PN Makassar Tolak Praperadilan Tersangka Pembakaran Ambulans Nasdem

Pembakaran itu diduga dilakukan saat aksi mahasiswa menolak UU Ciptaker pada 23 Oktober 2020.

PN Makassar Tolak Praperadilan Tersangka Pembakaran Ambulans Nasdem
Warga menyiramkan air pada mobil ambulans yang dibakar pengunjuk rasa di depan kampus Universitas Negeri Makassar (UNM), Makassar, Sulawesi Selatan, Kamis (22/10/2020).

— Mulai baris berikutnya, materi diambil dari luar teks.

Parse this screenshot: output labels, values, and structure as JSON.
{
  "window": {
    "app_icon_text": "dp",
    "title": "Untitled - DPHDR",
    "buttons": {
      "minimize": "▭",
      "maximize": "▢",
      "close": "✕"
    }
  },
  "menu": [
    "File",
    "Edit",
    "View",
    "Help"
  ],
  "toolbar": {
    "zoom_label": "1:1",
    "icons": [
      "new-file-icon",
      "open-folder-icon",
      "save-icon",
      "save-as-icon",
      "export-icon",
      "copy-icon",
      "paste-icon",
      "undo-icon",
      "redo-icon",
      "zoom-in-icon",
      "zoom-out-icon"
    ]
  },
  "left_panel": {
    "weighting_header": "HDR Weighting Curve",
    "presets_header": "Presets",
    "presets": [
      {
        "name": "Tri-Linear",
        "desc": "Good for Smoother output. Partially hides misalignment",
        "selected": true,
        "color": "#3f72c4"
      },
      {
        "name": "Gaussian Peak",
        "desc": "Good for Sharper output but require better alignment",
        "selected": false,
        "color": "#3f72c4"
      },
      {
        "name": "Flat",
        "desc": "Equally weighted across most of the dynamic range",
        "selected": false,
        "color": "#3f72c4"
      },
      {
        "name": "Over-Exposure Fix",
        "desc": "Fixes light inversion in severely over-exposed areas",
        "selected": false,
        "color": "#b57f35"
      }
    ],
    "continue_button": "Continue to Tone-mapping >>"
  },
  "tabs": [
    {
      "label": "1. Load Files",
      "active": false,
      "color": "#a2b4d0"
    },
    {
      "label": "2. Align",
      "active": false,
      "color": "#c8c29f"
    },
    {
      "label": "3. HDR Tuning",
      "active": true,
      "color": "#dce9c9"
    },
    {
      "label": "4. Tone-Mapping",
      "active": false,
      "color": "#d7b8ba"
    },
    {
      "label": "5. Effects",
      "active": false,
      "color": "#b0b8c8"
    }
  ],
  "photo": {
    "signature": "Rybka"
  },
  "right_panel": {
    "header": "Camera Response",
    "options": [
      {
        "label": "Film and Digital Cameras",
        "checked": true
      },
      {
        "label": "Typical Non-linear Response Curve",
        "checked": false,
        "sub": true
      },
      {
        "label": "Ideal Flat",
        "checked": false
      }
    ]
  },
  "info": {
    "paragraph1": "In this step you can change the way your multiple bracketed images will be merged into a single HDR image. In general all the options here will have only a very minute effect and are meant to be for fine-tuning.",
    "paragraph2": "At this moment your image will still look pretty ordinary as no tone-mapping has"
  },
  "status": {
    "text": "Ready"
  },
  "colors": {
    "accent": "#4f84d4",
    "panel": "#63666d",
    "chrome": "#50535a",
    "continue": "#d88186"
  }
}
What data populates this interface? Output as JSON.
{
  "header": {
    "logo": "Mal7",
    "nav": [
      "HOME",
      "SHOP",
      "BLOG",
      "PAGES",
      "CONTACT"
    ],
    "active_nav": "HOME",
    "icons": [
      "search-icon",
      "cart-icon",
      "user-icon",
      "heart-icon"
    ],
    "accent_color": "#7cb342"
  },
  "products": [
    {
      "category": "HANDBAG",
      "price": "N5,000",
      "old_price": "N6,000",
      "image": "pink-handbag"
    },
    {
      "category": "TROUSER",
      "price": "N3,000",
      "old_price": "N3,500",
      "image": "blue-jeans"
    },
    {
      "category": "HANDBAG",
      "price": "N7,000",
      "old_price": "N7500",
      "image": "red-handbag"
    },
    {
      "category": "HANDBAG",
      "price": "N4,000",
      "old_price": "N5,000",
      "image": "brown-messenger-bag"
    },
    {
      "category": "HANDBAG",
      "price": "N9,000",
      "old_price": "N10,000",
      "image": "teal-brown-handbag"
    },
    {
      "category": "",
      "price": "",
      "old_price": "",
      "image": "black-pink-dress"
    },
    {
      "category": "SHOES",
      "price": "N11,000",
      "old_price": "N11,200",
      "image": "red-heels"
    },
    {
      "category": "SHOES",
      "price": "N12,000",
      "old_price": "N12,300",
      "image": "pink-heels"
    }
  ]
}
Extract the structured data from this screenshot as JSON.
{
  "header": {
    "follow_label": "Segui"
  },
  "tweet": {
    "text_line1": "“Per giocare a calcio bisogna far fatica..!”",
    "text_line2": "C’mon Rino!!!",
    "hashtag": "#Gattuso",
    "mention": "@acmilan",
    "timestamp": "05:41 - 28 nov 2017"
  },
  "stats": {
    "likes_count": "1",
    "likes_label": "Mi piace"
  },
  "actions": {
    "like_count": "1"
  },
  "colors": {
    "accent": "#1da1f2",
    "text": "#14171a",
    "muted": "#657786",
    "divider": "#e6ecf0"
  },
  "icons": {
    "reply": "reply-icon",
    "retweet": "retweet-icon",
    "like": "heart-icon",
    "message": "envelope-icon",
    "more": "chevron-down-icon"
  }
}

ANTARA FOTO/Abriawan Abhe/foc.

tirto.id - Hakim Pengadilan Negeri Makassar menolak praperadilan yang diajukan Supianto alias Ijul, mahasiswa yang menjadi tersangka kasus pembakaran ambulans Partai Nasdem, Rabu (2/12/2020). Pembakaran itu diduga dilakukan saat aksi mahasiswa menolak Undang-Undang Cipta Kerja (UU Ciptaker) pada 23 Oktober 2020.

Ijul menggugat Kapolrestabes Makassar terkait penetapan tersangka, penangkapan, dan penahanan yang diduga dilakukan secara sewenang-wenang. Sidang Praperadilan tersebut bernomor perkara: 23/Pid.Pra/2020/PN.Mks.

Wakil Direktur LBH Makassar selaku penasihat hukum Ijul, Edy Kurniawan Wahid mengatakan dalam pertimbangannya hakim menyatakan bahwa termohon sudah memeriksa 14 saksi dan tersangka. Lantas polisi menyita barang bukti berupa mobil dan mixer dalam keadaan rusak.

"Berdasarkan pertimbangan ini, kemudian hakim menyatakan termohon telah menetapkan pemohon sebagai tersangka sesuai dengan prosedur, dan untuk itu surat penetapan tersangka, penangkapan dan penahanan dinyatakan sah. Maka permohonan pemohon ditolak," ujar Edy kepada Tirto, Rabu (2/12/2020).

Edy merasa pertimbangan hakim sumir karena tidak ada uraian secara detail atas dasar pertimbangan, terutama mengenai jenis-jenis alat bukti yang sah menurut Pasal 184 ayat (1) KUHAP yaitu keterangan saksi, keterangan ahli, surat, petunjuk dan keterangan terdakwa.

Padahal, putusan Mahkamah Konstitusi Nomor: 21/PUU-XII/2014 tanggal 28 April 2015 menyebutkan bahwa syarat penetapan tersangka harus didukung minimal 2 alat bukti yang sah menurut Pasal 184 ayat (1) KUHAP.

Sehingga, lanjut Edy, pertimbangan hakim sumir dan keliru karena penggunaan alat bukti berupa “keterangan terdakwa” merupakan kewenangan hakim pada persidangan pokok perkara, bukan kewenangan penyidik.

"Lagipula, status pemohon dalam kasus ini masih sebagai tersangka bukan terdakwa," jelas Edy.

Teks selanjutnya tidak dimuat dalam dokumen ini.